The algorithm reduces the dimension J and K by pruning the corresponding common edge. To this end, we need one non-zero entry over \(c_k\) as a baseline. For numerical stability, the baseline is chosen by the largest element of \(c_k\) in its absolute value. The rest of steps are as follows.

  1. 1.

    Let \(c_{kj}\) be the baseline. The active condition can therefore be represented by \({\tilde{\beta }}_j = - ( {c_k^{-j}})^\top {\tilde{\beta }}^{-j} / c_{kj}\) with respect to \({\tilde{\beta }}_j\), where \(c_k^{-j}\) and \({\tilde{\beta }}^{-j}\) are the \(J-1\) dimensional vector excluding the jth entry \(c_{kj}\) and \({\tilde{\beta }}_j\), respectively.

  2. 2.

    Update G and C: Let \({\tilde{G}}_\ell = G_\ell - (c_{k \ell } / c_{kj}) G_j\) for \(\ell = 1, \ldots , J\), \(\ell \ne j\), and then the new design matrix becomes

    $$\begin{aligned} {\tilde{G}} = \begin{bmatrix} {\tilde{G}}_1&\cdots&{\tilde{G}}_{j - 1}&{\tilde{G}}_{j + 1}&\cdots&{\tilde{G}}_J \end{bmatrix} \in \mathbb {R}^{N \times (J - 1)}. \end{aligned}$$

    Similarly, the updated constraint matrix has the form

    $$\begin{aligned} {\tilde{C}} = \begin{bmatrix} {\tilde{c}}_1&\cdots&{\tilde{c}}_{k - 1}&{\tilde{c}}_{k + 1}&\cdots {\tilde{c}}_K \end{bmatrix} \in \mathbb {R}^{(J - 1) \times (K - 1)}, \end{aligned}$$

    where \({\tilde{c}}_m = c_m^{-j} - c_k^{-j} / c_{kj}\) for \(m = 1, \ldots , K\), \(m \ne k\).

  3. 3.

    Now, the minimization problem (4) subject to \(c_k^\top {\tilde{\beta }} = 0\) is equivalent to (11). Then, we update the following notations:

    $$\begin{aligned} G \leftarrow {\tilde{G}}, \quad C \leftarrow {\tilde{C}}, \quad {\tilde{\beta }} \leftarrow {\tilde{\beta }}^{-j}, \quad J \leftarrow J-1, \quad K \leftarrow K-1. \end{aligned}$$

The algorithm just removes kth column from C if \(c_k\) is a zero vector. This case does not occur early in the algorithm, but it may appear during a series of updated processes as the initial constraint matrix is not full rank. That is, there are redundancy between the edge-removal conditions of the initial interior edges so that some edges are removed together in a single pruning step. Therefore, in practice, the algorithm requires a number of pruning steps much smaller than the initial number of edges.

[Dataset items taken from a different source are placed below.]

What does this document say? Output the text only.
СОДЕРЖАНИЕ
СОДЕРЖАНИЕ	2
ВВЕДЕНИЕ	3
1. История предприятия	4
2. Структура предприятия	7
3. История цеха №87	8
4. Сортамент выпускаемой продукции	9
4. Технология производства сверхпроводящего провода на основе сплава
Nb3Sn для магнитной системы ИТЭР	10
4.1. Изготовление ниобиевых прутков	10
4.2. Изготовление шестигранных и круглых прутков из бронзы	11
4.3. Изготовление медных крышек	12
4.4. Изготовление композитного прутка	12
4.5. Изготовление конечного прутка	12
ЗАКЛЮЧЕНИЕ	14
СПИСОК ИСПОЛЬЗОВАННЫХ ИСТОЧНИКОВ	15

  • Smoothing step: The strategy of the algorithm is to solve a series of the problems sequentially, varying \(\lambda\). We obtain the solutions for an increasing sequence on the log scale values \(\lambda _1< \lambda _2 < \cdots\) for \(\lambda\), stopping at a sufficiently large value that all polygonal pieces are merged. In our polygram package, we set the largest value of \(\lambda\) to \(\lambda _{max}\) and define \(\lambda _{min} = \lambda _{max} \times \epsilon _\lambda\). Then generate an increasing sequence \(\{ \lambda _2 = \lambda _{min}, \lambda _3, \ldots , \lambda _{max} \}\) on the log-scale. The default values of \(\lambda _{max}\) and \(\epsilon _\lambda\) in the package are 10 and \(10^{-10}\), respectively, and these values can be adjusted appropriately according to the given data. The algorithm begins with \(\lambda _1 = 0\). Hence, we obtain the unpenalized least square estimator. Then we progressively increase \(\lambda \leftarrow \lambda _i\), \(i = 1, 2, \ldots ,\) and run the descent step and pruning step repeatedly until no further changes occur.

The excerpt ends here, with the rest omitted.